2/3 cup coconut oil, melted
1/2 cup + 2 tablespoons maple syrup
1/3 cup apple juice
1 teaspoon vanilla
1 tablespoon cinnamon
6 cups rolled oats
1 cup dried blueberries
3/4 cup raw almonds, chopped
3/4 cup raw pecans, chopped
2 generous handfuls of raw sunflower seeds
1 cup corn flakes
2 generous handfuls of plain Cheerios

Directions

1. Preheat the oven to 300F.

2. Start by roasting the oats! (Optional.) Lightly grease two medium-sized baking sheets with sides. Divide the oats between the two and spread them out evenly. Bake at 300F for 20 minutes, stirring at the halfway point.

3. In a bowl or measuring cup, combine the coconut oil, maple syrup, apple juice, vanilla, and cinnamon; mix well.

4. In a large bowl, combine the oats, almonds, pecans, sunflower seeds, and blueberries.
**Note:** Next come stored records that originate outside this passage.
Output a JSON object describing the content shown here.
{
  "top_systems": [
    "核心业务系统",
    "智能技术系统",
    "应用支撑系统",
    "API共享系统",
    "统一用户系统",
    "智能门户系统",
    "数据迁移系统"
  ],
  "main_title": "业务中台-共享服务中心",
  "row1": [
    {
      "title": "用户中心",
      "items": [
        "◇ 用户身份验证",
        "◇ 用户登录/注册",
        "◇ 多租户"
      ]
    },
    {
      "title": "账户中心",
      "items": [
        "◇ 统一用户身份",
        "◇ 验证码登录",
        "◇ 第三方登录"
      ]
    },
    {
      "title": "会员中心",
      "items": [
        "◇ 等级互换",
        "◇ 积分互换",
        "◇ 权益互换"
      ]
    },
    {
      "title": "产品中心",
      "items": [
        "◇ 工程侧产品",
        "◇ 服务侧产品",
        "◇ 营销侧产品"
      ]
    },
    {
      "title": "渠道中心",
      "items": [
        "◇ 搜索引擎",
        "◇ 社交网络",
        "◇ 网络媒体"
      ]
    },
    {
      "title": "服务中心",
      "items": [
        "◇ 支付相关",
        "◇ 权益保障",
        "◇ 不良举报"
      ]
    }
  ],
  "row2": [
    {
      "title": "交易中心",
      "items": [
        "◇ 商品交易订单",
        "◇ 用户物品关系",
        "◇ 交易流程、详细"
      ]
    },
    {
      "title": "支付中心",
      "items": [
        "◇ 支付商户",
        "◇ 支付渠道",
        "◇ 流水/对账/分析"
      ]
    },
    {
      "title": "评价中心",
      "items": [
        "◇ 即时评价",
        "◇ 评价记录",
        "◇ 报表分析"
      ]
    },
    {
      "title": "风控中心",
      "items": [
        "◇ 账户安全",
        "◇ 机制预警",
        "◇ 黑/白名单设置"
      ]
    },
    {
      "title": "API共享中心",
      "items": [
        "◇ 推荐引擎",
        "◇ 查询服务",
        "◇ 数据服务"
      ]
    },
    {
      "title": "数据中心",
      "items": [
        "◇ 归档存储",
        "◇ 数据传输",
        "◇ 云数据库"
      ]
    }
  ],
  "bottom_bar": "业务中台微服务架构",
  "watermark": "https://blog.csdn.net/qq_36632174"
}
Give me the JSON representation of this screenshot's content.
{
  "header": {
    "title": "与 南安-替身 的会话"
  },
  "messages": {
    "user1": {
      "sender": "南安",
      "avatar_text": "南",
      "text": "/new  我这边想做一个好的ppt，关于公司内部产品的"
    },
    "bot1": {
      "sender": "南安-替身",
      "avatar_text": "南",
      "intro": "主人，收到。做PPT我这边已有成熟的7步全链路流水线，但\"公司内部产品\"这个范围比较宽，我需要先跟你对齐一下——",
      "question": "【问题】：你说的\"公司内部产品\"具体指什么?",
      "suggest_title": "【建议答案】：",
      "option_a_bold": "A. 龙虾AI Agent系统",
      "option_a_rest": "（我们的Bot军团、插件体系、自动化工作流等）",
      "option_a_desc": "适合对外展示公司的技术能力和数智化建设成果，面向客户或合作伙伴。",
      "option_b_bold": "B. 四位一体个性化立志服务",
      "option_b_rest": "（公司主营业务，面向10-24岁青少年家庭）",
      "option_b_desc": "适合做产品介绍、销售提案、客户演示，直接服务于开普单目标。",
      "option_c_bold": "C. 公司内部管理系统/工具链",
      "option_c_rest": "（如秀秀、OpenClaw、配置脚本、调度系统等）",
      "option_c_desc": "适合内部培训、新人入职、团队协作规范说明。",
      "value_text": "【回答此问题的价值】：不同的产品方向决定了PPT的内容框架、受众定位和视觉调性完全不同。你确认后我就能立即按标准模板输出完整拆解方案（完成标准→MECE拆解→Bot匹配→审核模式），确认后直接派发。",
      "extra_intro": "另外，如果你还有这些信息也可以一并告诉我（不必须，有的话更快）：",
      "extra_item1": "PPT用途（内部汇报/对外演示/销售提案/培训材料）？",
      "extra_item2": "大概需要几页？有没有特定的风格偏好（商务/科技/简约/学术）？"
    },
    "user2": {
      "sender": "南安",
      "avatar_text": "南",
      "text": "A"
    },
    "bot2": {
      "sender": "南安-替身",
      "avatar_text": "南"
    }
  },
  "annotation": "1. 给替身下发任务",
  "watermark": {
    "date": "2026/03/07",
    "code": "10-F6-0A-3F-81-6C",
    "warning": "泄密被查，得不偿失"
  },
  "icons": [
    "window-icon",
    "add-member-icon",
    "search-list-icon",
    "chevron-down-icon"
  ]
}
Stir to combine. Pour the apple mix on top of the oats and mix until well blended. Add in the corn flakes and Cheerios and mix well.

5. Spread the oat mixture out evenly on the baking sheets. Bake at 300F for 45 to 60 minutes, stirring every 20 minutes. If necessary, break up any large clumps with a spoon or by hand. Allow to cool on the countertop for at least a half hour before stirring in the raisins and apple slices and transferring to an airtight container or ziplock bag. The granola can be frozen for longer storage.

Pro tip: If some of the clusters are still a bit moist, reduce the heat to 275F and continue to bake until dry. Breaking up some of the larger clusters will also help.